The antibiotic susceptibility and molecular epidemiology of Panton-Valentine leukocidin (PVL)-positive meticillin-resistant Staphylococcus aureus (MRSA) isolates reported from 17 countries in the Americas, Europe and, Australia-Asia were analysed. Among a total of 3236 non-duplicate isolates, the lowest susceptibility was observed to erythromycin in all regions. Susceptibility to ciprofloxacin showed large variation (25%, 75% and 84% in the Americas, Europe and Australia-Asia, respectively). Two vancomycin-intermediate PVL-positive MRSA isolates were reported, one from Hong Kong and the other from The Netherlands.
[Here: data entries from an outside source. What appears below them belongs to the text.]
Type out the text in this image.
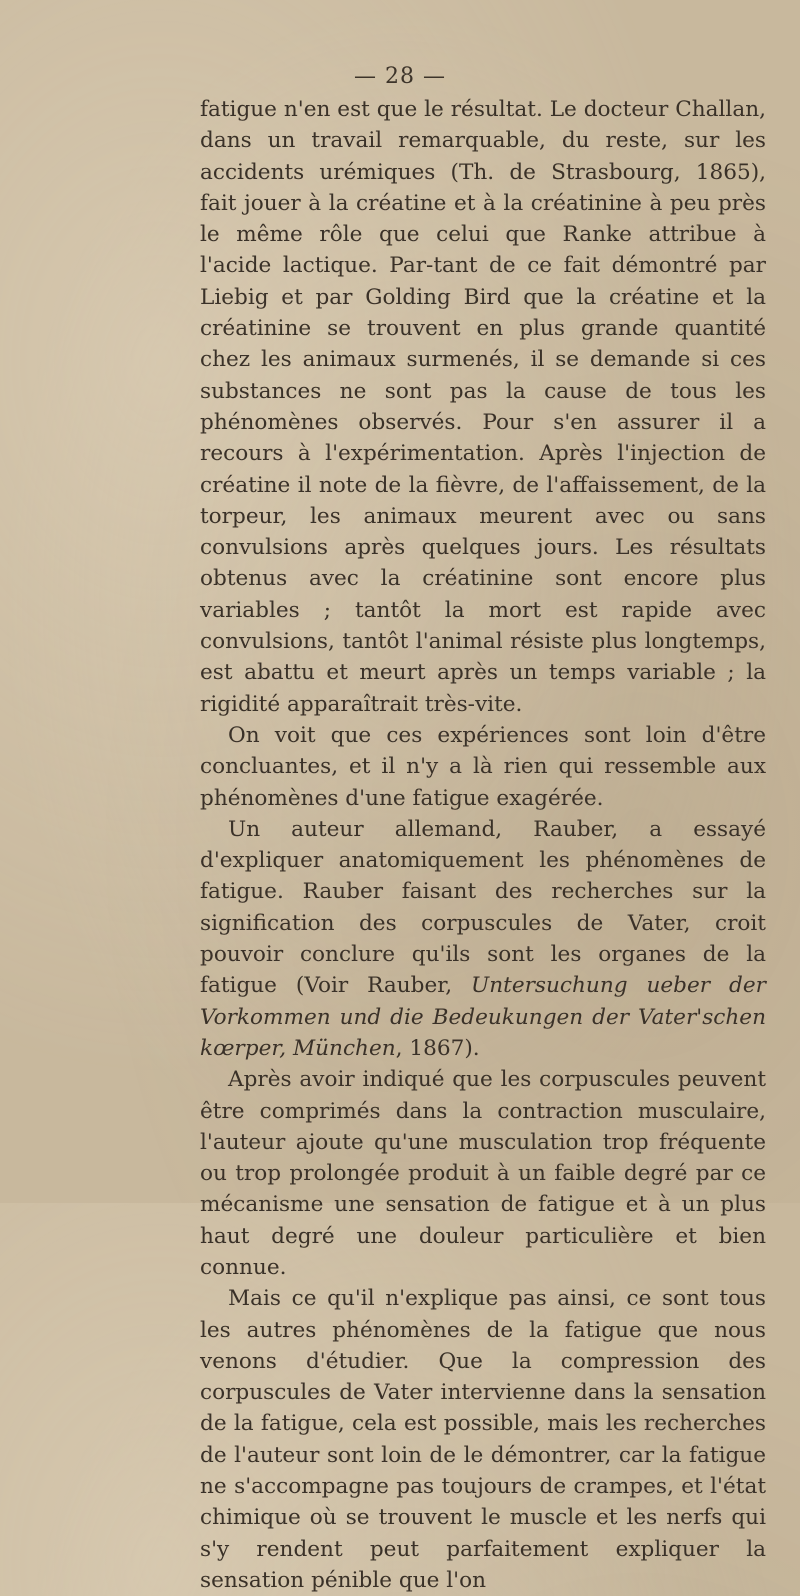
— 28 —

fatigue n'en est que le résultat. Le docteur Challan, dans un travail remarquable, du reste, sur les accidents urémiques (Th. de Strasbourg, 1865), fait jouer à la créatine et à la créatinine à peu près le même rôle que celui que Ranke attribue à l'acide lactique. Par-tant de ce fait démontré par Liebig et par Golding Bird que la créatine et la créatinine se trouvent en plus grande quantité chez les animaux surmenés, il se demande si ces substances ne sont pas la cause de tous les phénomènes observés. Pour s'en assurer il a recours à l'expérimentation. Après l'injection de créatine il note de la fièvre, de l'affaissement, de la torpeur, les animaux meurent avec ou sans convulsions après quelques jours. Les résultats obtenus avec la créatinine sont encore plus variables ; tantôt la mort est rapide avec convulsions, tantôt l'animal résiste plus longtemps, est abattu et meurt après un temps variable ; la rigidité apparaîtrait très-vite.

On voit que ces expériences sont loin d'être concluantes, et il n'y a là rien qui ressemble aux phénomènes d'une fatigue exagérée.

Un auteur allemand, Rauber, a essayé d'expliquer anatomiquement les phénomènes de fatigue. Rauber faisant des recherches sur la signification des corpuscules de Vater, croit pouvoir conclure qu'ils sont les organes de la fatigue (Voir Rauber, Untersuchung ueber der Vorkommen und die Bedeukungen der Vater'schen kœrper, München, 1867).

Après avoir indiqué que les corpuscules peuvent être comprimés dans la contraction musculaire, l'auteur ajoute qu'une musculation trop fréquente ou trop prolongée produit à un faible degré par ce mécanisme une sensation de fatigue et à un plus haut degré une douleur particulière et bien connue.

Mais ce qu'il n'explique pas ainsi, ce sont tous les autres phénomènes de la fatigue que nous venons d'étudier. Que la compression des corpuscules de Vater intervienne dans la sensation de la fatigue, cela est possible, mais les recherches de l'auteur sont loin de le démontrer, car la fatigue ne s'accompagne pas toujours de crampes, et l'état chimique où se trouvent le muscle et les nerfs qui s'y rendent peut parfaitement expliquer la sensation pénible que l'on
Resistance to trimethoprim/sulfamethoxazole and linezolid was <1%. Among 1798 MRSA isolates from 13 countries that were tested for the requested 10 non-β-lactam antibiotics, 49.4% were multisusceptible. However, multiresistant isolates (resistant to at least three classes of non-β-lactam antibiotics) were reported from all regions. Sequence type 30 (ST30) was reported worldwide, whereas ST80 and ST93 were exclusive to Europe and Australia, respectively. USA300 and related clones (ST8) are progressively replacing the ST80 clone in several European countries. Eight major clusters were discriminated by multilocus variable-number tandem repeat assay (MLVA), showing a certain geographic specificity. PVL-positive MRSA isolates frequently remain multisusceptible to non-β-lactam agents, but multiresistance is already prevalent in all regions. Surveillance of MRSA susceptibility patterns should be monitored to provide clinicians with the most current information regarding changes in resistance patterns.